Prozorovskii forced the Jewish merchants to leave Moscow, leading them to submit a complaint to the authorities in St. Petersburg. “Her Majesty's Council” rejected their petition, forbidding them to register as merchants except in the Mogilev and Polotsk gubernias (Belorussia), the Ekaterinoslav region (namestnichestvo) and the Tauride oblast, which had recently been carved out of territories acquired from the Ottoman Empire.5 The Council's decision in the matter was approved by Catherine II on December 23, 1791. For all intents and purposes, this decision laid the groundwork for what was eventually to become the Pale of Settlement.6
The new territories acquired after the Second and Third Partitions increased the number of areas where Jews were allowed to live.

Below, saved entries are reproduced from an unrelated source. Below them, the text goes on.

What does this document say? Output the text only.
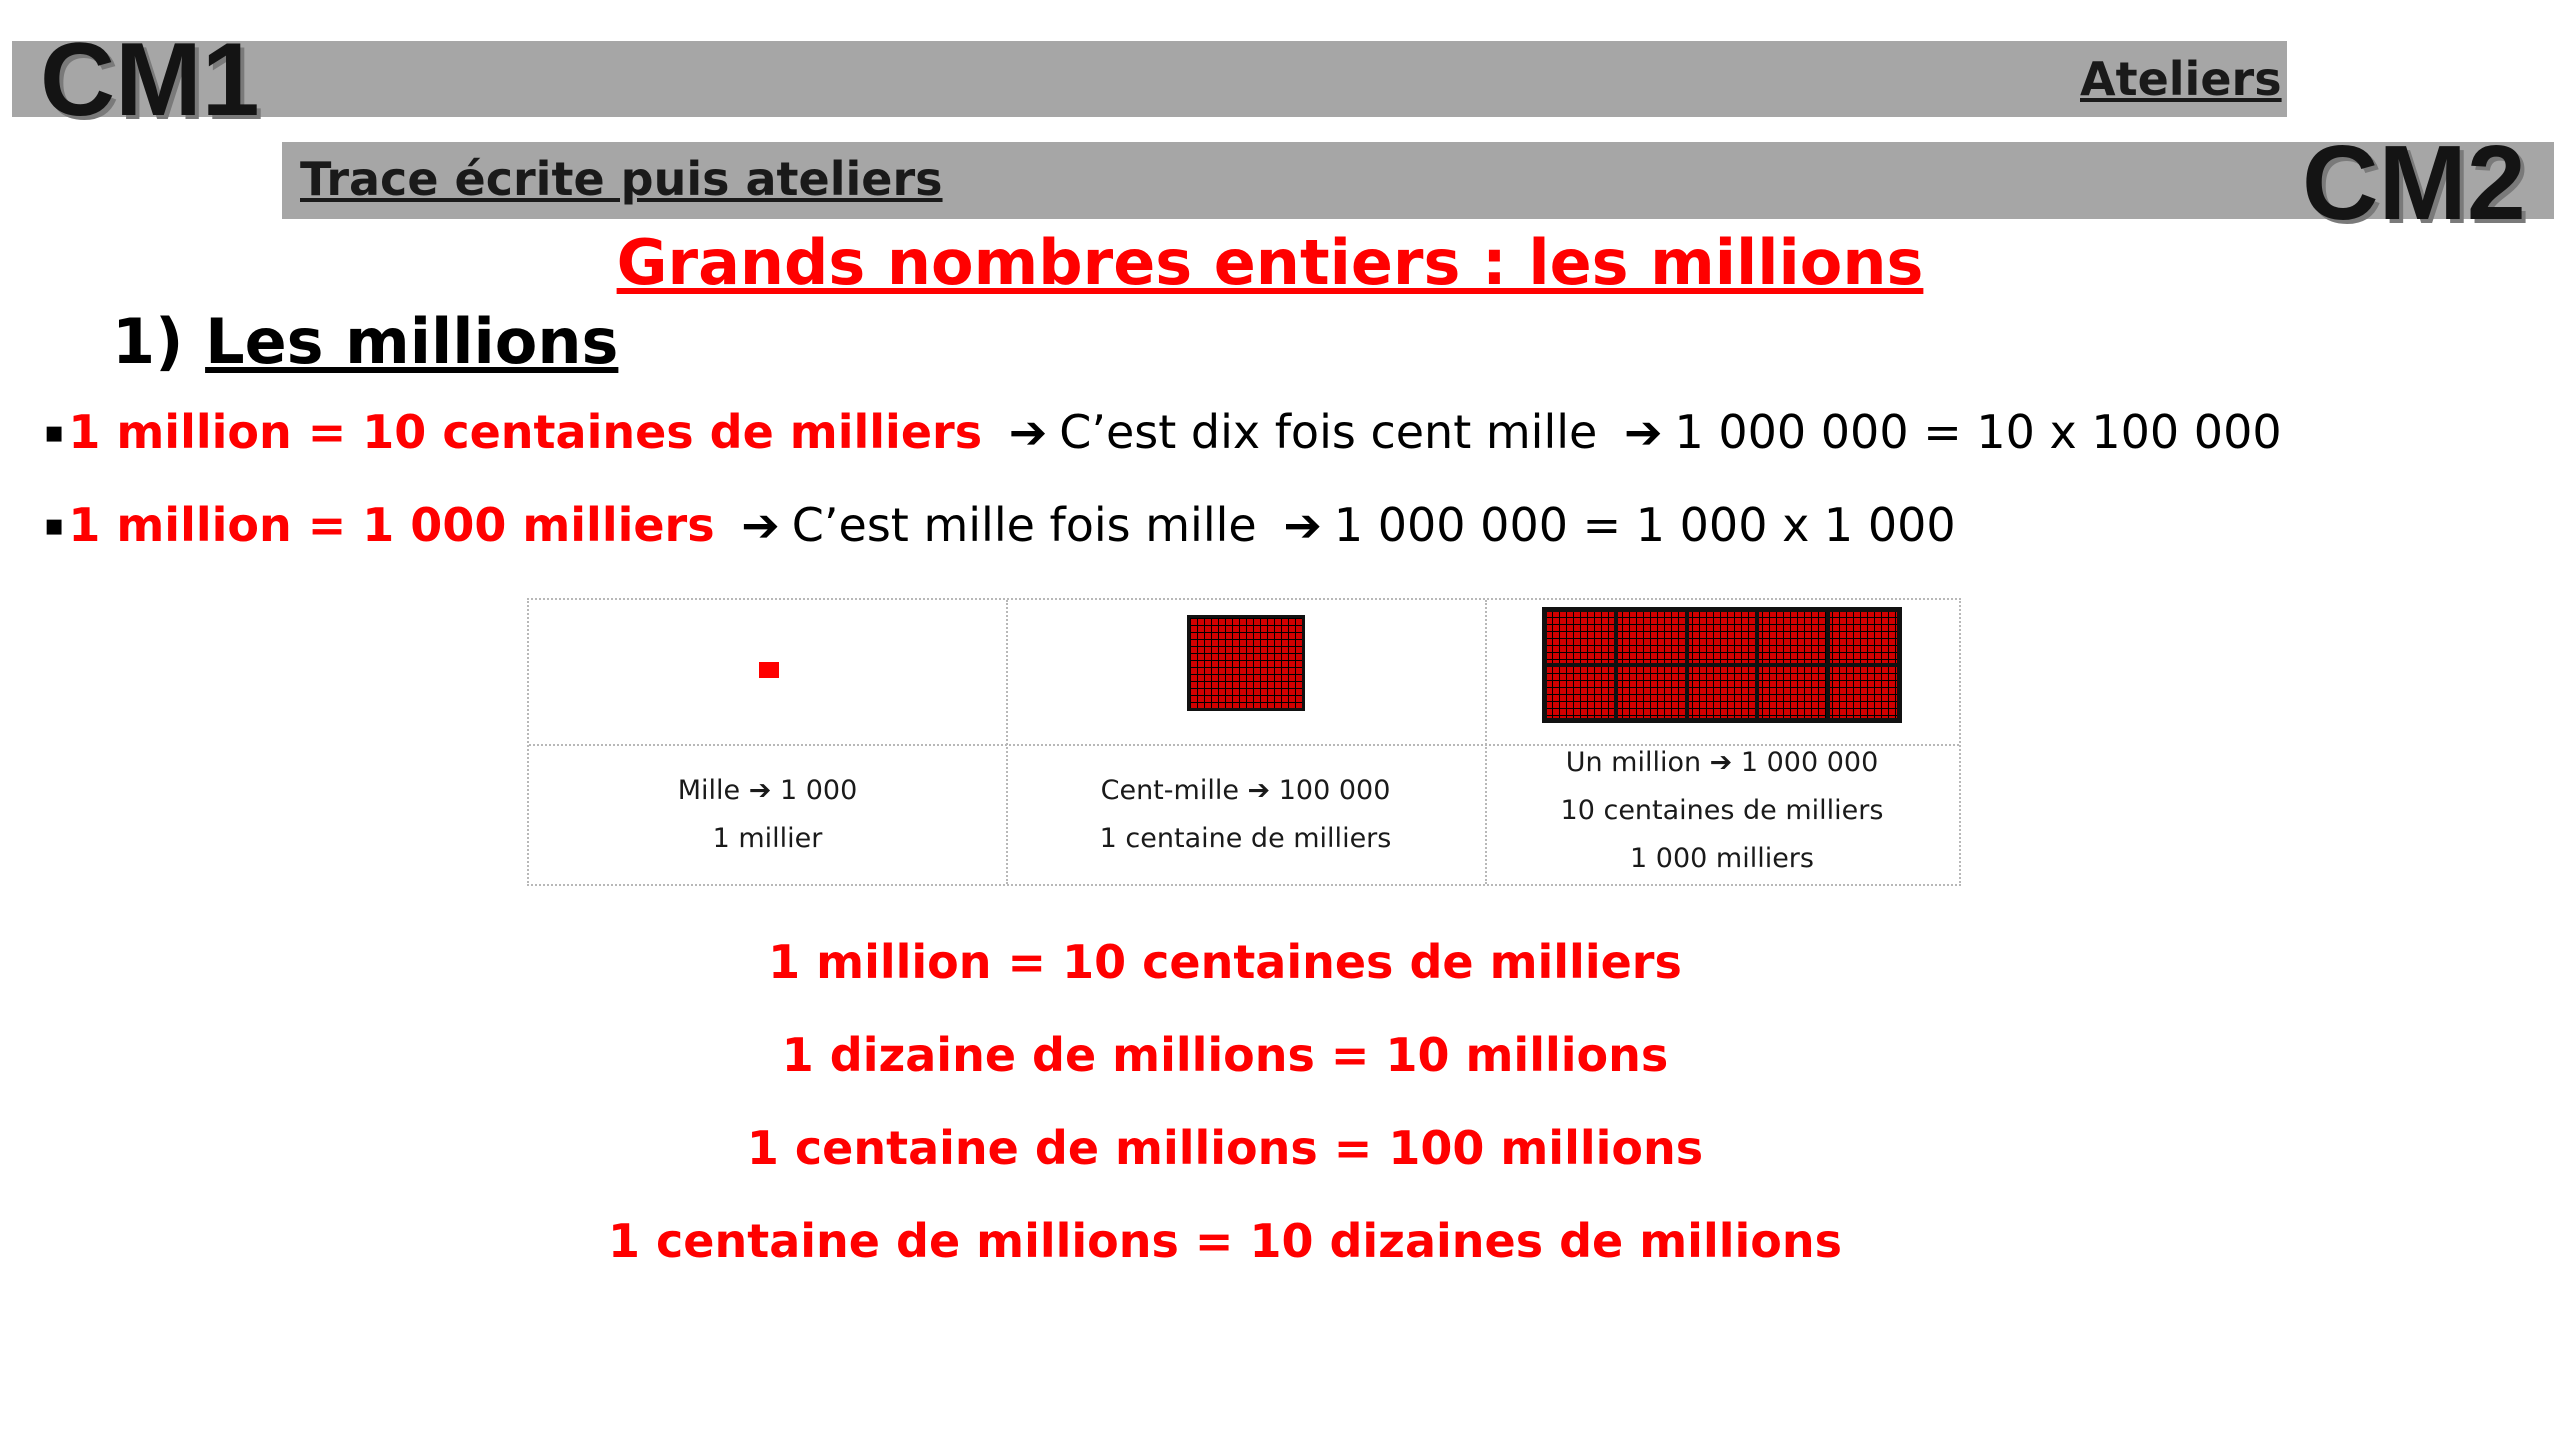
CM1	Ateliers
Trace écrite puis ateliers	CM2
Grands nombres entiers : les millions
1) Les millions
▪1 million = 10 centaines de milliers ➔ C’est dix fois cent mille ➔ 1 000 000 = 10 x 100 000
▪1 million = 1 000 milliers ➔ C’est mille fois mille ➔ 1 000 000 = 1 000 x 1 000
Mille ➔ 1 000
1 millier
Cent-mille ➔ 100 000
1 centaine de milliers
Un million ➔ 1 000 000
10 centaines de milliers
1 000 milliers
1 million = 10 centaines de milliers
1 dizaine de millions = 10 millions
1 centaine de millions = 100 millions
1 centaine de millions = 10 dizaines de millions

At the same time, the new laws concerning these territories forbid Jews from settling beyond them (i.e., within Russia itself). According to the ukaz of June 13, 1794, Jews were allowed to live in the following territories: the Minsk, Iziaslav (later Volynia), Bratslav (later Podolia), Polotsk, Mogilev, Kiev, Chernigov, and Novgorod-Seversk gubernias, as well as Ekaterinoslav and the Tauride oblasts. In 1795, two newly formed gubernias (Vilna and Grodno) were added. The Pale of Settlement would wax and wane in size over the course of the following century. By the turn of the twentieth century, it would include fifteen gubernias: Bessarabia, Vilna, Vitebsk, Volynia, Grodno, Ekaterinoslav,7 Kovno, Minsk, Mogilev, Podolia, Poltava, Tauride,8 Kherson, Chernigov, and Kiev (excluding Kiev proper).